Typical values for Black- and Latino-owned homes still lag behind overall U.S. home values, but the gap continues to narrow, according to an industry report.
A new Zillow analysis shows homes owned by Black and Latino households are worth 16.2% and 10.2% less, respectively, than those of other U.S. homeowners.
The gaps, though, have closed by about four percentage points from their widest points following the Great Recession.
In the San Diego metropolitan area, Black-owned homes typically lag by 18.5% in value, while Latino-owned homes trail by 16%.
Riverside offered far narrower gaps. For Black families, home values fell off by just 1%, while values for Latino-owned homes dropped off by 4.5%.
While inequity in home values continues to persist, the data show them steadily, albeit slowly, converging. Since homeownership is the single largest driver of wealth for many households, the value and appreciation of a home can have a huge impact on a family’s prospects.
Before 2008’s Great Recession, prompted by the sub-prime mortgage crisis, the gap between Black-owned home values and all home values was about 15%. It grew to 20% by March 2014.
Similarly, Latino-owned homes saw a sizable gap in home values in May 2012 at 14% – two points larger than before the housing bubble.
Now, nearly a decade later, home values for Black- and Latinx-owned homes have returned to pre-bubble levels.

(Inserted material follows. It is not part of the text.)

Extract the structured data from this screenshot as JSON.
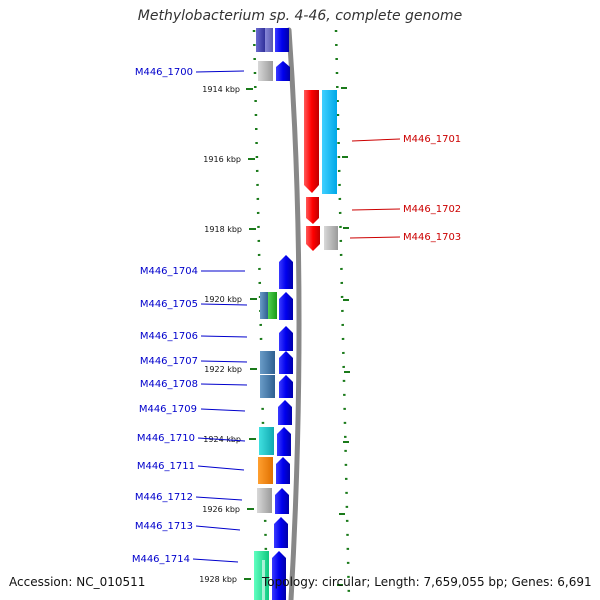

One reason for the wide gap is that the housing bust hit communities of color especially hard as subprime loans were targeted to take advantage of the most vulnerable communities.
After years of stagnation, growth in home values turned positive in the U.S. in August 2012, but it took an additional two years for Black and Latino homes to see this same change.
Zillow economist Treh Manhertz said that “the gap remains very large.” The pandemic could have presented a new hurdle, he said, but it hasn’t so far.
“With Black and brown communities and jobs hit disproportionately hard in the pandemic, there has been reason to worry another dip may be on the horizon that could slow or stop the progress,” Manhertz said. “However, this is not the case, as the same factors that widened the gap in the Great Recession are not surfacing this time.”
He attributed the sustained gains to rock-bottom rates on the most secure mortgages, extended forbearance programs and rising home prices. He warned though that policymakers should keep watch “to keep the progress going for communities of color.”
Home value inequality varies greatly in different regions of the U.S. In a selection of cities in the West, the value of Black-owned homes trailed in:
- Los Angeles, by 19%
- Las Vegas, by 3%
- Phoenix, 12.5%
- Sacramento, 7.5%
- San Francisco, by 22%
- San Jose, by 9%
Meanwhile, in the same cities, the value of Latino-owned homes lagged in:
- Los Angeles, by 24%
- Las Vegas, by 10%
- Phoenix, 19%
- Sacramento, 6%
- San Francisco, 19%
- San Jose, by 23%
The most unequal metro area for Black communities was Detroit (46% value gap), while for Latinos it was Pittsburgh (28%).